I met a woman today… it was like looking into a mirror of sorts. A woman that could easily have been me had circumstances worked out differently for either of us. She was younger than me and had lived a vastly different life, but the similarities are still there. Both of us neurodivergent; both with two autistic kids; both single moms recovering from very different but still traumatic marriages. Her world was one that is marked by substance use, abusive men, likely trauma from a young age and preceding generations.
I made her a coffee. She told me she likes her coffee like cake, creamy and sweet. I hope I did not make it too strong…
She had greying hair that had been dyed a pretty shade of purple a few months back. She told me of her pets, her dogs that had gotten out and harmed someone and been put down; her sister who had died of an overdose on the streets of Vancouver only a month before that; of her parents she’s caring for that live in her basement; of a husband who left and yet kept hanging around and she had no idea how to fully ask him to leave, yet zero financial support. She navigates her own mental health challenges with care, and you can see the toll a harder life has had on her. This past year has broken her, or very nearly.
There but for the grace of God go I.
In so many ways she and I are sisters, in so many ways our paths walked parallel to one another, different stories, different journeys, but our roads were both marked by similar potholes.
She talked of the system here, how hard it is to find a way to qualify for supports when she can’t pay the bills. When she can’t feed her kids, her parents, her deadbeat ex husband, and yet doesn’t qualify to receive a Christmas Hamper from the city to buy her kids a Christmas present.
She asked why, with all the talk in the news of caring for kids, why no one steps up to help make sure the children have enough to eat. She said to me that the children need love and they need food.
I said to her, that’s what Jesus taught us.
I told her a bit about myself and my journey. I told her I had found a home and a safe, non-judgmental place at the parish. That God had put food in my hands and, in many ways, compelled me to build (through a lot of chaos and stressful days) our food recovery program with our parish team.
She shared her joy at filling her car with chocolate cakes from a previous year when we had brought in two pallets of cakes. She had felt so much love and joy sharing cakes with her neighbourhood. The way her face lit up as she recounted the story, I can imagine exactly how empowering that day was for her, a day when she was providing for others and bringing smiles and happiness to those in her community, many of whom are also suffering under our current economy.
Chocolate cake. When there’s enough to feed a small army, it can restore dignity, be empowering, bring love and joy. However fleeting, moments like that should remind us all what we are called to do.
To love each other.
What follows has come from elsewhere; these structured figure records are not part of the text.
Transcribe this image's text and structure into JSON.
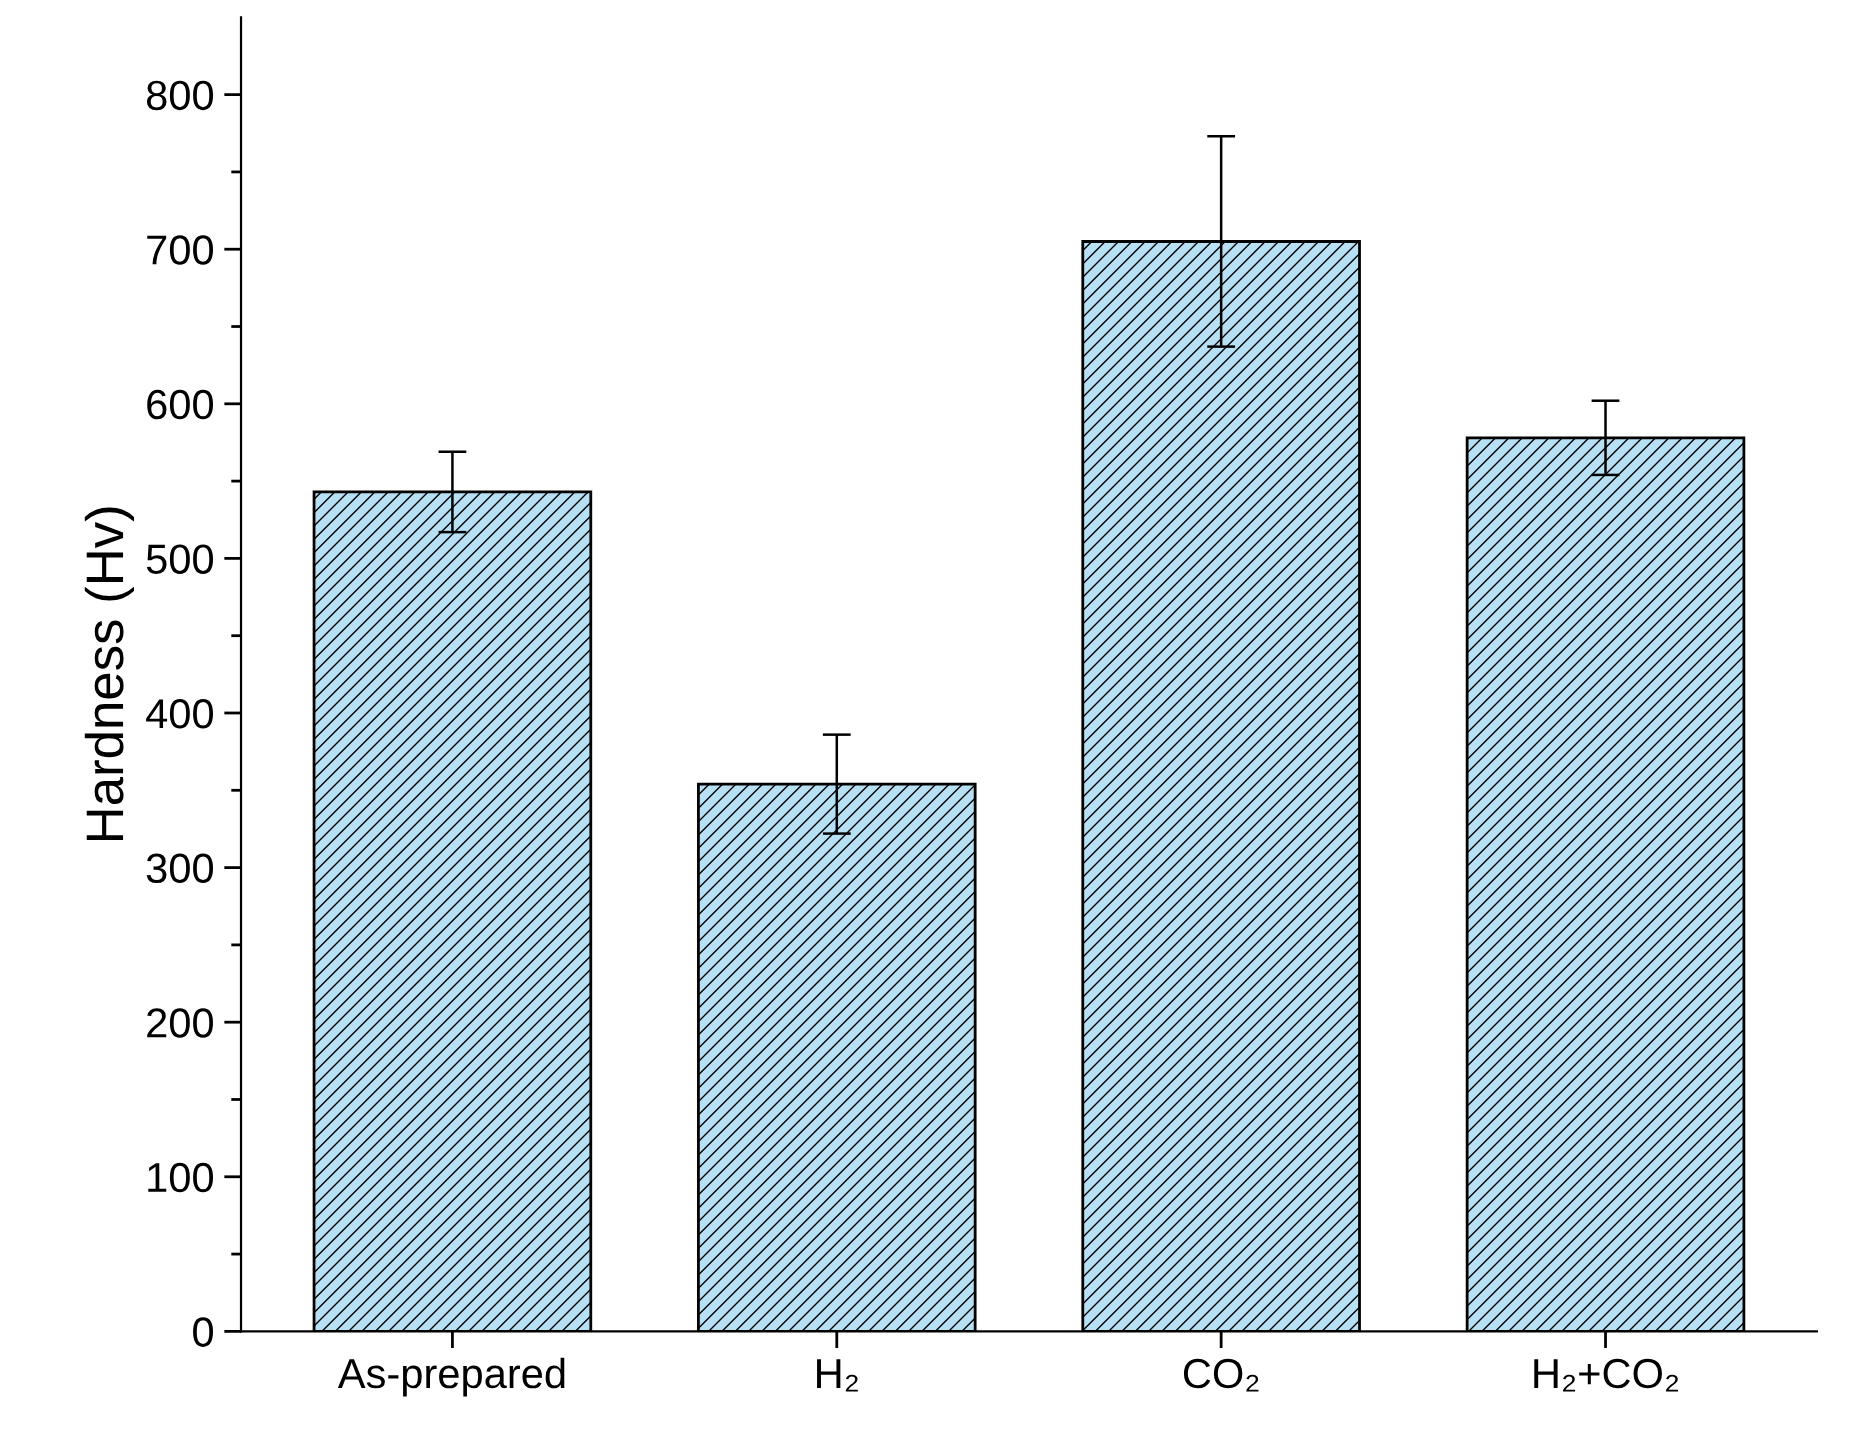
{
  "chart_data": {
    "type": "bar",
    "ylabel": "Hardness (Hv)",
    "categories": [
      "As-prepared",
      "H₂",
      "CO₂",
      "H₂+CO₂"
    ],
    "values": [
      543,
      354,
      705,
      578
    ],
    "errors": [
      26,
      32,
      68,
      24
    ],
    "color": "#b7e0f5",
    "ylim": [
      0,
      850
    ],
    "yticks": [
      0,
      100,
      200,
      300,
      400,
      500,
      600,
      700,
      800
    ],
    "grid": false,
    "legend": false
  }
}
To feed each other.
As I reflect on today and that discussion with her, I am reminded of a talk I was fortunate to attend by Kim Barthel where she talked about how trauma fractures and splits our DNA. That some traumas can be so severe and damaging that we pass that broken strand of DNA down to our children; that it’s predictive of the types of addictions and abuses a child will grow up and into.
And then, I also remember, that she pointed out that it’s been scientifically proven that we can heal that broken DNA. With Love.
Another way of looking at it is to suggest that Jesus taught us how to heal ourselves, even when he is not with us physically, that he gave us everything we need to heal from the generations of traumas we have inflicted upon ourselves.
Through science, we are validating His teaching.
Now if only more of us can learn to put it into practice and truly make loving and caring for one another something we truly ‘do’ without caring if we are noticed, without it being a political talking point, without it being a video of how great we are.
Just love each other. It’s that simple. It is. that hard.
I also remember in one of my earliest faith studies the book we were reading talked about faith being like one of those stock market line charts, or a reverse lightning bolt… zigging and zagging. One day you’re up, marching steadily towards grace, and then you slip and fall back… and the trick is to dust yourself off, look at what you did, and start again. Steady. Aware.
Overtime the practice of loving and praying and loving some more becomes easier, and we find newer and better ways to be our best selves and to love more authentically each day. To fear less and to reach out more.
As we walk into the Advent season, I pray that we all wake up each day and try to put this at the front of our minds. To embrace the day and set our intentions to try to love. To accept when we slip, and just try again. There are so many beautiful souls I know who live this so well, and I know how far I need to go… but I’m willing to try.
Are you?
I pray the light of Christ be upon you, this day and every day, and I pray that in reading this simple blog you feel a small burning of His love in your heart and that only by sharing it can you fan the flame of that love and make it grow.